1 The liver has an important role in the detoxification of organic cations from the circulation. [H-3]-1-methyl-4-phenylpyridinium ([H-3]-MPP+), a low molecular weight organic cation, is efficiently taken up and accumulated by rat hepatocytes through mechanisms partially unknown. 2 The aim of the present work was to characterize further the uptake of MPP+ by rat isolated hepatocytes. The putative interactions of a wide range of drugs, including inhibitors/substrates of P-glycoprotein, were studied. 3 The uptake of MPP+ was investigated in rat freshly isolated hepatocytes (incubated in Krebs-Henseleit medium with 200 nM [H-3]-MPP+ for 5 min) and in the rat liver in situ (perfused with Krebs-Henseleit/BSA medium with 200 nM [H-3]-MPP+ for 30 min). [H-3]-MPP+ accumulation in the cells and in tissue was determined by liquid scintillation counting. 4 Verapamil (100 mu M), quinidine (100 mu M), amiloride (1 mM), (+)-tubocurarine (100 mu M), vecuronium (45 mu M), bilirubin (200 mu M), progesterone (200 mu M), daunomycin (100 mu M), vinblastine (100 mu M), cyclosporin A (100 mu M) and cimetidine (100 mu M) had a significant inhibitory effect on the accumulation of [H-3]-MPP+ in isolated hepatocytes.
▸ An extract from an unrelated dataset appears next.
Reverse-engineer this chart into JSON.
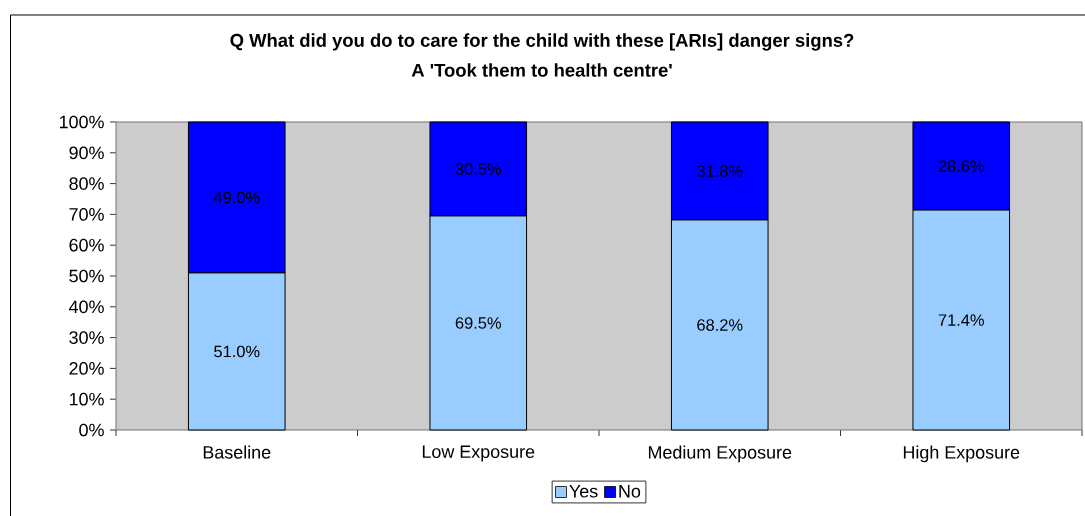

Tetraethylammonium (100 mu M) had no effect. 5 In the rat perfused liver, both cyclosporin A (100 mu M) and verapamil (100 mu M) had much less marked inhibitory effects as compared to their effects on isolated hepatocytes (0% against 35% and 45% against 96% of inhibition, respectively). 6 Inhibition of alkaline phosphatase activity by increasing or decreasing the pH of the incubation medium or by the presence of vanadate (1 mM) or homoarginine (500 mu M) led to a significant increase in the accumulation of [H-3]-MPP+ in isolated hepatocytes. 7 It was concluded that, in addition to the type I organic cation hepatic transporter, [H-3]-MPP+ is taken up by rat isolated hepatocytes through P-glycoprotein, a canalicular transport system that usually excretes endobiotics and xenobiotics. We proposed that the reversal of transport through P-glycoprotein may be related to the loss of efficiency of alkaline phosphatase in isolated hepatocytes.